Biomedical engineering addresses several medical and biological circumstances.
Biomedical engineering addresses several medical and biological circumstances.

Biomedical engineering is a burgeoning career field that the U.S. Bureau of Labor Statistics expects will grow by 62 percent between 2010 and 2020. Biomedical engineers contribute to areas including the drug industry, gene therapy and medical technology. Since biomedical engineering combines medicine, science and engineering, a prospective biomedical engineering student should focus on these disciplines.

Foundational Course Requirements

Undergraduate course work usually requires extensive mathematical foundations in statistics and probability and several calculus courses. Students may also take computer science courses. Prospective undergraduate students or students considering a biomedical engineering degree should begin taking courses covering topics like circuits and linear systems, human anatomy and cell biology. Biomedical undergraduates will study biological systems from the molecular to the organ system levels, and they tend to take laboratory course work paralleling lecture courses to develop experimentation, data analysis and measurement techniques.

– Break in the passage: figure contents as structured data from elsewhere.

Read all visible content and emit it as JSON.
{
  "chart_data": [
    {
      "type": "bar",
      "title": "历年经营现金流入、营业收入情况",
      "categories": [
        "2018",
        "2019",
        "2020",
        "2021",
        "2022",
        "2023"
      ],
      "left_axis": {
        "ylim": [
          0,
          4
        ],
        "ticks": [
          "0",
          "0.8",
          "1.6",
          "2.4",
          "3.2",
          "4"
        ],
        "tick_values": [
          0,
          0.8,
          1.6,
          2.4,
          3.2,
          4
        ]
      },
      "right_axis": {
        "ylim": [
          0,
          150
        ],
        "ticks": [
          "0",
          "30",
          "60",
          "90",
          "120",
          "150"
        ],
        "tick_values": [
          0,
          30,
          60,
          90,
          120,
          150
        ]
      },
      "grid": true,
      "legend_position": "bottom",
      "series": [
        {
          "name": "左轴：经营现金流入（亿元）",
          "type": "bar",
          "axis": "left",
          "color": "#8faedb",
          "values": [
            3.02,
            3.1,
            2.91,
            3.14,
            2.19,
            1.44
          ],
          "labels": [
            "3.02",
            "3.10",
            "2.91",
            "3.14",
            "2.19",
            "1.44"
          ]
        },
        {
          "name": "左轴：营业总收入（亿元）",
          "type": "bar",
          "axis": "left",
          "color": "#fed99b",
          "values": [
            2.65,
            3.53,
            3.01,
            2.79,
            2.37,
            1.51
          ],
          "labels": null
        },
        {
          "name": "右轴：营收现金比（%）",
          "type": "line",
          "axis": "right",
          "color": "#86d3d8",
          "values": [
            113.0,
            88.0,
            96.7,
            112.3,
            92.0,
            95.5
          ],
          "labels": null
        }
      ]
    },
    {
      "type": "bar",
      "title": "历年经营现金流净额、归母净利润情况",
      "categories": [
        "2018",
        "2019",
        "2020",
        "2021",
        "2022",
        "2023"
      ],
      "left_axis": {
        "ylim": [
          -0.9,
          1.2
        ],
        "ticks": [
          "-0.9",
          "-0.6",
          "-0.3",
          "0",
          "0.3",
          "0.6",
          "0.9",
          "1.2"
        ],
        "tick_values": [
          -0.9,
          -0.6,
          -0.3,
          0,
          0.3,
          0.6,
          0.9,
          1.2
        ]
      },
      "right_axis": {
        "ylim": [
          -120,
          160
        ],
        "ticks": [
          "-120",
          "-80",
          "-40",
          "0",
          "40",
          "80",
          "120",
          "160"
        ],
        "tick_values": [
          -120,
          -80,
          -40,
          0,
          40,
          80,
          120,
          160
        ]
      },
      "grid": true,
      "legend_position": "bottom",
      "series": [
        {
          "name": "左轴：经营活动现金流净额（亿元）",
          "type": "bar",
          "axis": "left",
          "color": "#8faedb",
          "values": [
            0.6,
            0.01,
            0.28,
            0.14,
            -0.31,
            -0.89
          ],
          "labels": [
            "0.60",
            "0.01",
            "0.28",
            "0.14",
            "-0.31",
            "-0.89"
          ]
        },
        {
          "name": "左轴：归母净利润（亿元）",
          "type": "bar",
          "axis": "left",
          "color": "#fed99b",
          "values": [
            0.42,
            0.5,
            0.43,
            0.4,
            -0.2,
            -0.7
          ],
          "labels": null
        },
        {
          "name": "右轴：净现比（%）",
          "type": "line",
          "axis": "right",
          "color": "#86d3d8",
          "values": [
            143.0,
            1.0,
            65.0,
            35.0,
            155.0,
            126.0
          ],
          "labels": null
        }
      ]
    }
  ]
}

Advanced Course Requirements

Advanced coursework will depend on a student's specialization, such as cell and tissue engineering, biomechanics or biomedical engineering. These specializations will shape the rest of a biomedical engineering student's education, potentially into graduate work. Accredited biomedical engineering programs will also require training programs, such as internships, to provide practical experience in the biomedical industry. Biomedical engineering programs are accredited by the Accreditation Board for Engineering and Technology, which reviews academic programs to ensure that they meet the standard for the professional engineering environment.

Foundational Courses

Bioengineering may be covered in several courses -- tissue engineering covers tissue organization and dynamics, biomaterials, stem cells and tissue-engineering methods. Genetic engineering includes knowledge of recombinant DNA technology, gene expression and viral and nonviral vectors. A biomedical engineering student will take biochemistry courses covering several topics including structural biology, macromolecular structures and enzyme mechanisms, and gene expression and regulation. Introductory course work covers statistics, dynamics, and mechanics in application to biological systems. Further coursework may cover biomechanics properties of subcellular structures and structure function relationships.

Advanced Courses

Coursework will also include bio-fluid dynamics and continuum mechanics at various scales. Usually available at the intermediate to advanced level of a biomedical engineering program, bio-fluid mechanics and processes in systems like the ocular, cardiovascular, respiratory, musculoskeletal, gastrointestinal and renal. Usually combined with a lab, medical imaging systems covers the physics for each imagining modality -- X-ray computed tomography, NMR imaging, ultrasound and radiography. A quantitative analysis of neural processing includes reviewing neurotransmitter receptors, signaling pathways and the techniques used to observe signal transducers and receptor activation. Chemical signaling courses usually require extensive biochemistry prerequisites.